Le gouvernement a annoncé dimanche, à la veille du sommet des océans de Nice, un renforcement de ses aires marines protégées, avec une limitation du chalutage de fond sur 4% des eaux hexagonales, une annonce qui laisse beaucoup d'ONG sur leur faim.

"La France sera au rendez-vous de ses responsabilités", a annoncé la ministre de la Transition écologique Agnès Pannier-Runacher, au cours d'un point presse en ligne, faisant suite aux premières annonces d'Emmanuel Macron samedi soir.

Dans un entretien à la presse régionale, M. Macron avait admis que le chalutage de fond, une technique de pêche qui racle le fond de la mer, "vient perturber la biodiversité et des écosystèmes qu'il faut apprendre à protéger".

Dévoilant la stratégie gouvernementale, la ministre a parlé d'une "accélération sans précédent de la protection forte" du domaine maritime français, le deuxième du monde avec 11 millions de km2.

"D'ici fin 2026, les zones où les fonds marins sont ou seront fortement protégés représenteront 4% des eaux françaises hexagonales (sans l'Outre-mer, ndlr), contre 0,1% aujourd'hui", a-t-elle souligné.

Dans ces zones, toutes les activités "ayant un impact sensible sur les fonds marins", dont le chalutage de fond et l'extraction minière, seront interdites, a-t-elle dit.

Il s'agit selon la ministre de mieux protéger les zones de canyons et coraux profonds, les herbiers, le maërl (algue calcaire, souvent appelée "corail breton") et autres habitats marins sensibles.

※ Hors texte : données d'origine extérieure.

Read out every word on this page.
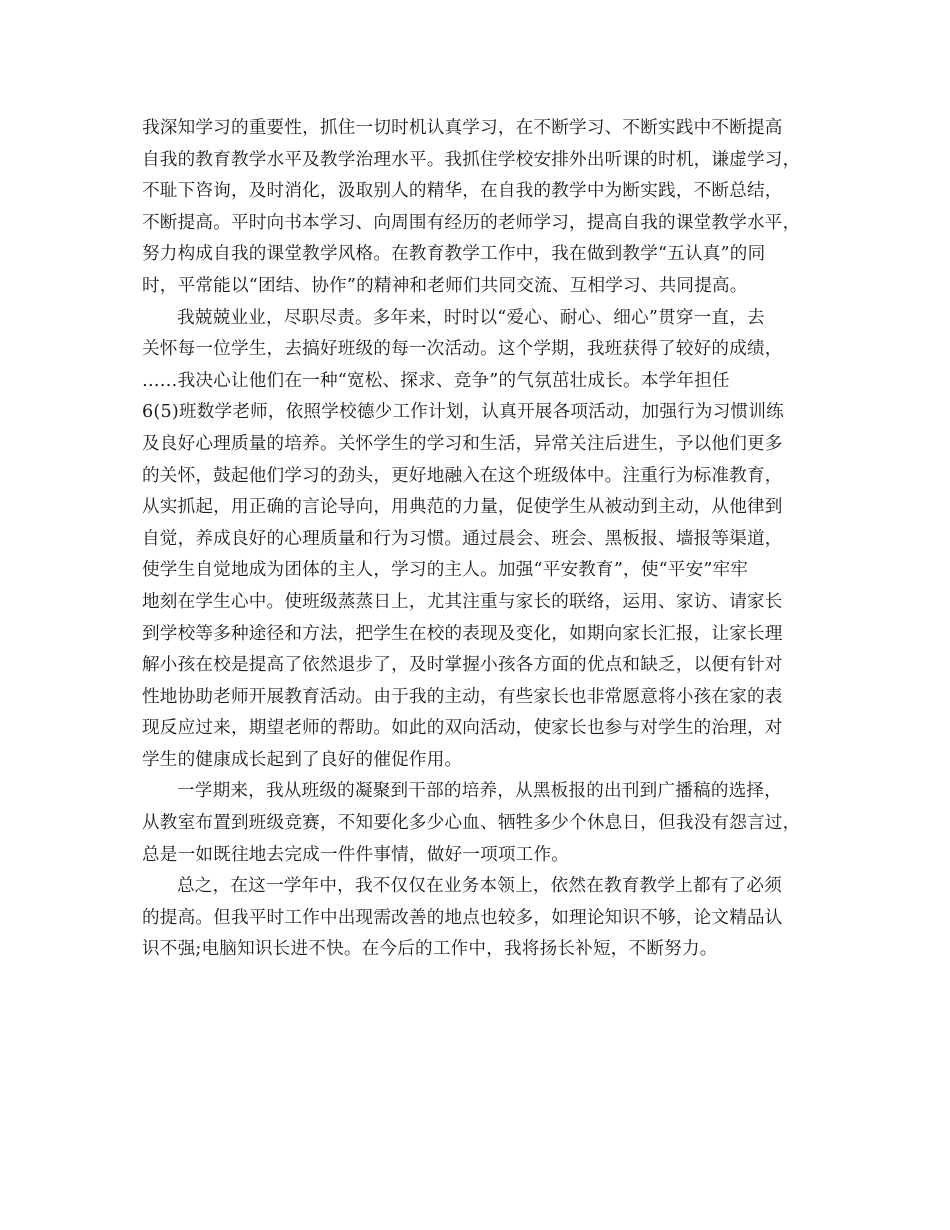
我深知学习的重要性，抓住一切时机认真学习，在不断学习、不断实践中不断提高
自我的教育教学水平及教学治理水平。我抓住学校安排外出听课的时机，谦虚学习，
不耻下咨询，及时消化，汲取别人的精华，在自我的教学中为断实践，不断总结，
不断提高。平时向书本学习、向周围有经历的老师学习，提高自我的课堂教学水平，
努力构成自我的课堂教学风格。在教育教学工作中，我在做到教学“五认真”的同
时，平常能以“团结、协作”的精神和老师们共同交流、互相学习、共同提高。
我兢兢业业，尽职尽责。多年来，时时以“爱心、耐心、细心”贯穿一直，去
关怀每一位学生，去搞好班级的每一次活动。这个学期，我班获得了较好的成绩，
……我决心让他们在一种“宽松、探求、竞争”的气氛茁壮成长。本学年担任
6(5)班数学老师，依照学校德少工作计划，认真开展各项活动，加强行为习惯训练
及良好心理质量的培养。关怀学生的学习和生活，异常关注后进生，予以他们更多
的关怀，鼓起他们学习的劲头，更好地融入在这个班级体中。注重行为标准教育，
从实抓起，用正确的言论导向，用典范的力量，促使学生从被动到主动，从他律到
自觉，养成良好的心理质量和行为习惯。通过晨会、班会、黑板报、墙报等渠道，
使学生自觉地成为团体的主人，学习的主人。加强“平安教育”，使“平安”牢牢
地刻在学生心中。使班级蒸蒸日上，尤其注重与家长的联络，运用、家访、请家长
到学校等多种途径和方法，把学生在校的表现及变化，如期向家长汇报，让家长理
解小孩在校是提高了依然退步了，及时掌握小孩各方面的优点和缺乏，以便有针对
性地协助老师开展教育活动。由于我的主动，有些家长也非常愿意将小孩在家的表
现反应过来，期望老师的帮助。如此的双向活动，使家长也参与对学生的治理，对
学生的健康成长起到了良好的催促作用。
一学期来，我从班级的凝聚到干部的培养，从黑板报的出刊到广播稿的选择，
从教室布置到班级竞赛，不知要化多少心血、牺牲多少个休息日，但我没有怨言过，
总是一如既往地去完成一件件事情，做好一项项工作。
总之，在这一学年中，我不仅仅在业务本领上，依然在教育教学上都有了必须
的提高。但我平时工作中出现需改善的地点也较多，如理论知识不够，论文精品认
识不强;电脑知识长进不快。在今后的工作中，我将扬长补短，不断努力。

Ces zones ont été définies en concertation avec les pêcheurs et les scientifiques.

En prenant en compte l'Outre-mer, les zones sous protection forte doivent atteindre 14,8% du domaine maritime mondial, grâce au renforcement de la protection d'une énorme zone de Polynésie française (900.000 km2), annoncée par le gouvernement local.

- "Très décevant"-

Ces annonces n'ont toutefois pas convaincu les ONG, qui réclament depuis des années l'interdiction de cette technique de pêche décriée. "C'est très décevant", a estimé François Chartier, de Greenpeace.

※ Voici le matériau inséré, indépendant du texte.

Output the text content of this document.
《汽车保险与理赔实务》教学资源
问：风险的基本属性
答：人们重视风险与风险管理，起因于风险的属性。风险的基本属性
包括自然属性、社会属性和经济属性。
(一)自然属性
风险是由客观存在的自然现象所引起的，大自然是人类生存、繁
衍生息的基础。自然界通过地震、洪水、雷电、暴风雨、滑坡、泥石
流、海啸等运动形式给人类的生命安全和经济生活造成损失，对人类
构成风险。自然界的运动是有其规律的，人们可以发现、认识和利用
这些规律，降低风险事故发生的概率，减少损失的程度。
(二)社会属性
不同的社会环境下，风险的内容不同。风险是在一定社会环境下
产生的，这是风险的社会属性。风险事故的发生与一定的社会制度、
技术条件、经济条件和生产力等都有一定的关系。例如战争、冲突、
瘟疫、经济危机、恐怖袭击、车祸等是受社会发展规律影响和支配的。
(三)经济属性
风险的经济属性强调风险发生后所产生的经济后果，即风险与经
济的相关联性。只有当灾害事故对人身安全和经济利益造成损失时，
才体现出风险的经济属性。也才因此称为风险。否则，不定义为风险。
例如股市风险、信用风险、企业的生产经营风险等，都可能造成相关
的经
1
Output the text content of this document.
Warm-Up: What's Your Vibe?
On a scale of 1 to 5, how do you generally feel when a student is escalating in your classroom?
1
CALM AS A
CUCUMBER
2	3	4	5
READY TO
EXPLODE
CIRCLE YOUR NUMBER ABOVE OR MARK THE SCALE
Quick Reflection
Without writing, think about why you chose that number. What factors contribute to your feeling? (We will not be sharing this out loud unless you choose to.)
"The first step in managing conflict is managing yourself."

"Ce qu'ils veulent passer en +protection forte+, ce sont des zones qui ne sont déjà pas chalutées parce que le relief ou la profondeur ne le permettent pas", a-t-il affirmé.

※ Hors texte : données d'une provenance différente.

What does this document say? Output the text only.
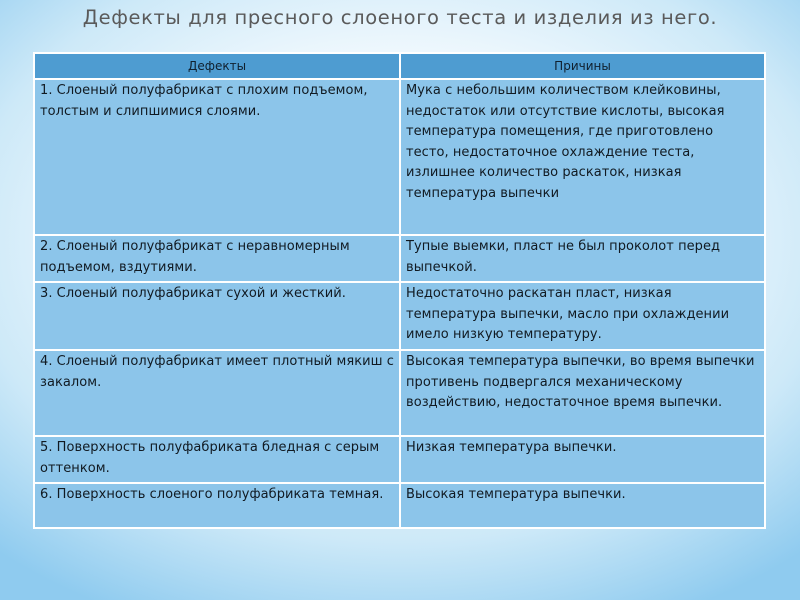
Дефекты для пресного слоеного теста и изделия из него.
Дефекты	Причины
1. Слоеный полуфабрикат с плохим подъемом, толстым и слипшимися слоями.	Мука с небольшим количеством клейковины, недостаток или отсутствие кислоты, высокая температура помещения, где приготовлено тесто, недостаточное охлаждение теста, излишнее количество раскаток, низкая температура выпечки
2. Слоеный полуфабрикат с неравномерным подъемом, вздутиями.	Тупые выемки, пласт не был проколот перед выпечкой.
3. Слоеный полуфабрикат сухой и жесткий.	Недостаточно раскатан пласт, низкая температура выпечки, масло при охлаждении имело низкую температуру.
4. Слоеный полуфабрикат имеет плотный мякиш с закалом.	Высокая температура выпечки, во время выпечки противень подвергался механическому воздействию, недостаточное время выпечки.
5. Поверхность полуфабриката бледная с серым оттенком.	Низкая температура выпечки.
6. Поверхность слоеного полуфабриката темная.	Высокая температура выпечки.
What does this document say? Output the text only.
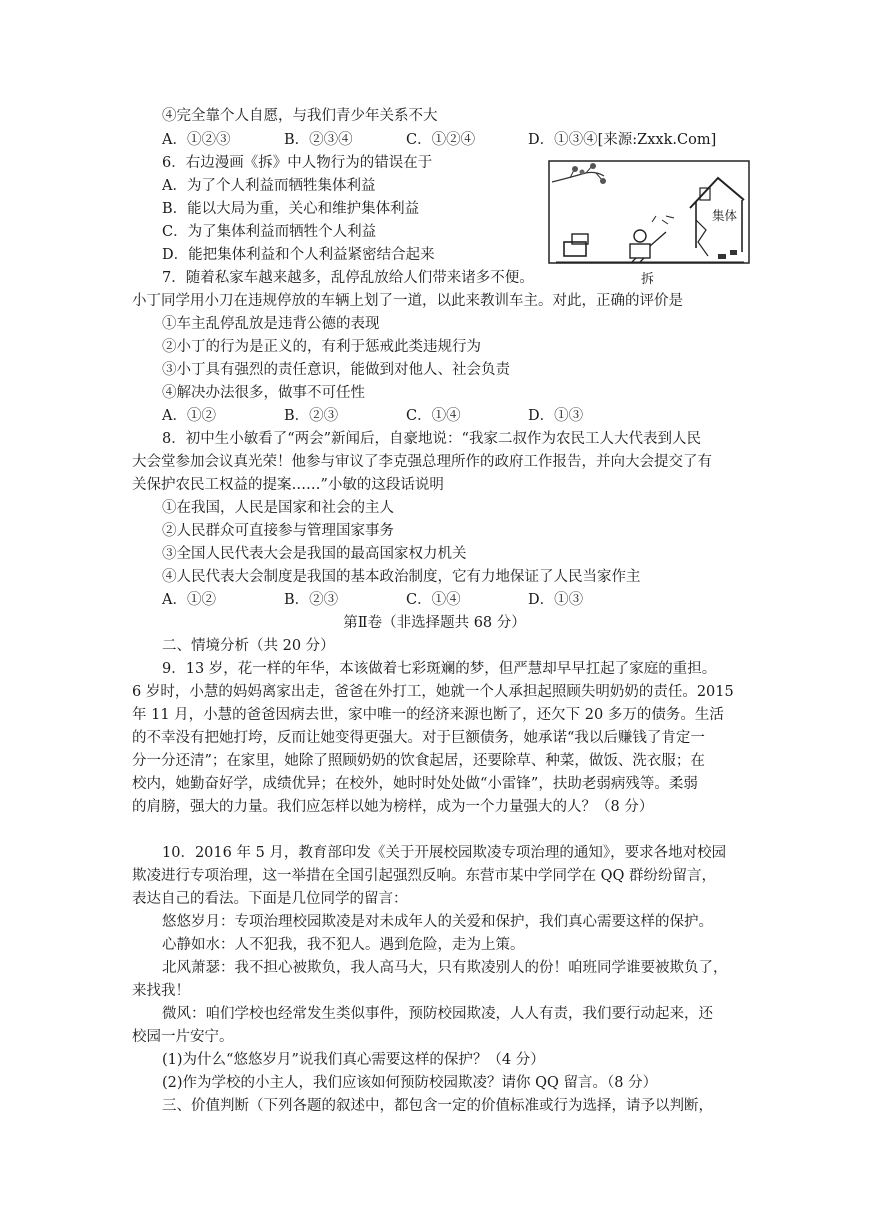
④完全靠个人自愿，与我们青少年关系不大
A．①②③	B．②③④	C．①②④	D．①③④[来源:Zxxk.Com]
6．右边漫画《拆》中人物行为的错误在于
A．为了个人利益而牺牲集体利益
B．能以大局为重，关心和维护集体利益
C．为了集体利益而牺牲个人利益
D．能把集体利益和个人利益紧密结合起来
集体
拆
7．随着私家车越来越多，乱停乱放给人们带来诸多不便。
小丁同学用小刀在违规停放的车辆上划了一道，以此来教训车主。对此，正确的评价是
①车主乱停乱放是违背公德的表现
②小丁的行为是正义的，有利于惩戒此类违规行为
③小丁具有强烈的责任意识，能做到对他人、社会负责
④解决办法很多，做事不可任性
A．①②	B．②③	C．①④	D．①③
8．初中生小敏看了“两会”新闻后，自豪地说：“我家二叔作为农民工人大代表到人民
大会堂参加会议真光荣！他参与审议了李克强总理所作的政府工作报告，并向大会提交了有
关保护农民工权益的提案……”小敏的这段话说明
①在我国，人民是国家和社会的主人
②人民群众可直接参与管理国家事务
③全国人民代表大会是我国的最高国家权力机关
④人民代表大会制度是我国的基本政治制度，它有力地保证了人民当家作主
A．①②	B．②③	C．①④	D．①③
第Ⅱ卷（非选择题共 68 分）
二、情境分析（共 20 分）
9．13 岁，花一样的年华，本该做着七彩斑斓的梦，但严慧却早早扛起了家庭的重担。
6 岁时，小慧的妈妈离家出走，爸爸在外打工，她就一个人承担起照顾失明奶奶的责任。2015
年 11 月，小慧的爸爸因病去世，家中唯一的经济来源也断了，还欠下 20 多万的债务。生活
的不幸没有把她打垮，反而让她变得更强大。对于巨额债务，她承诺“我以后赚钱了肯定一
分一分还清”；在家里，她除了照顾奶奶的饮食起居，还要除草、种菜，做饭、洗衣服；在
校内，她勤奋好学，成绩优异；在校外，她时时处处做“小雷锋”，扶助老弱病残等。柔弱
的肩膀，强大的力量。我们应怎样以她为榜样，成为一个力量强大的人？（8 分）
10．2016 年 5 月，教育部印发《关于开展校园欺凌专项治理的通知》，要求各地对校园
欺凌进行专项治理，这一举措在全国引起强烈反响。东营市某中学同学在 QQ 群纷纷留言，
表达自己的看法。下面是几位同学的留言：
悠悠岁月：专项治理校园欺凌是对未成年人的关爱和保护，我们真心需要这样的保护。
心静如水：人不犯我，我不犯人。遇到危险，走为上策。
北风萧瑟：我不担心被欺负，我人高马大，只有欺凌别人的份！咱班同学谁要被欺负了，
来找我！
微风：咱们学校也经常发生类似事件，预防校园欺凌，人人有责，我们要行动起来，还
校园一片安宁。
(1)为什么“悠悠岁月”说我们真心需要这样的保护？（4 分）
(2)作为学校的小主人，我们应该如何预防校园欺凌？请你 QQ 留言。（8 分）
三、价值判断（下列各题的叙述中，都包含一定的价值标准或行为选择，请予以判断，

Greenpeace plaide pour une interdiction du chalutage de fond dans l'ensemble des aires marines protégées françaises. A ce jour, 33% des eaux françaises sont couvertes par au moins une AMP, mais la plupart d'entre elles autorisent toutes les pratiques de pêche.

Le chalutage de fond a ainsi été pratiqué pendant 17.000 heures dans les aires marines protégées françaises en 2024, selon un rapport publié en mai par Oceana, qui appelle à bannir la pratique.

"On reste un peu sur notre faim, même si c'est positif sur l'intention de vouloir s'attaquer au problème", a estimé Nicolas Fournier, directeur de campagne chez cette ONG.

Pour M. Fournier, "interdire le chalutage de fond dans une aire marine protégée ne la rend pas en +protection stricte+ car il faudrait pour cela y interdire toutes les activités extractives y compris la pêche".

- "Imposture"-

Dans un communiqué diffusé dimanche matin, l'association Bloom avait dénoncé "l'imposture de la politique de protection maritime de la France", évoquant des annonces s'apparentant à un "statu quo".

Selon les éléments diffusés dimanche, les nouvelles zones interdites au chalut de fond en France hexagonale représenteraient environ 15.000 km2.

Dimanche, le gouvernement britannique a annoncé son intention d'interdire le chalutage dans 41 zones protégées couvrant une superficie de 30.000 km2.

"A ce stade, les Etats présents à Nice vont faire des annonces importantes de nouvelles aires marines protégées qui devraient nous conduire, sur la base des informations que nous détenons, à augmenter le niveau de protection des eaux mondiales de 25 %, et peut-être plus", a affirmé Mme Pannier-Runacher dimanche.

Actuellement, 8,4% de l'océan mondial est placé en aire marine protégée, mais seulement 2,7% est en protection "haute" ou "intégrale" (sans pêche et sans activité extractive).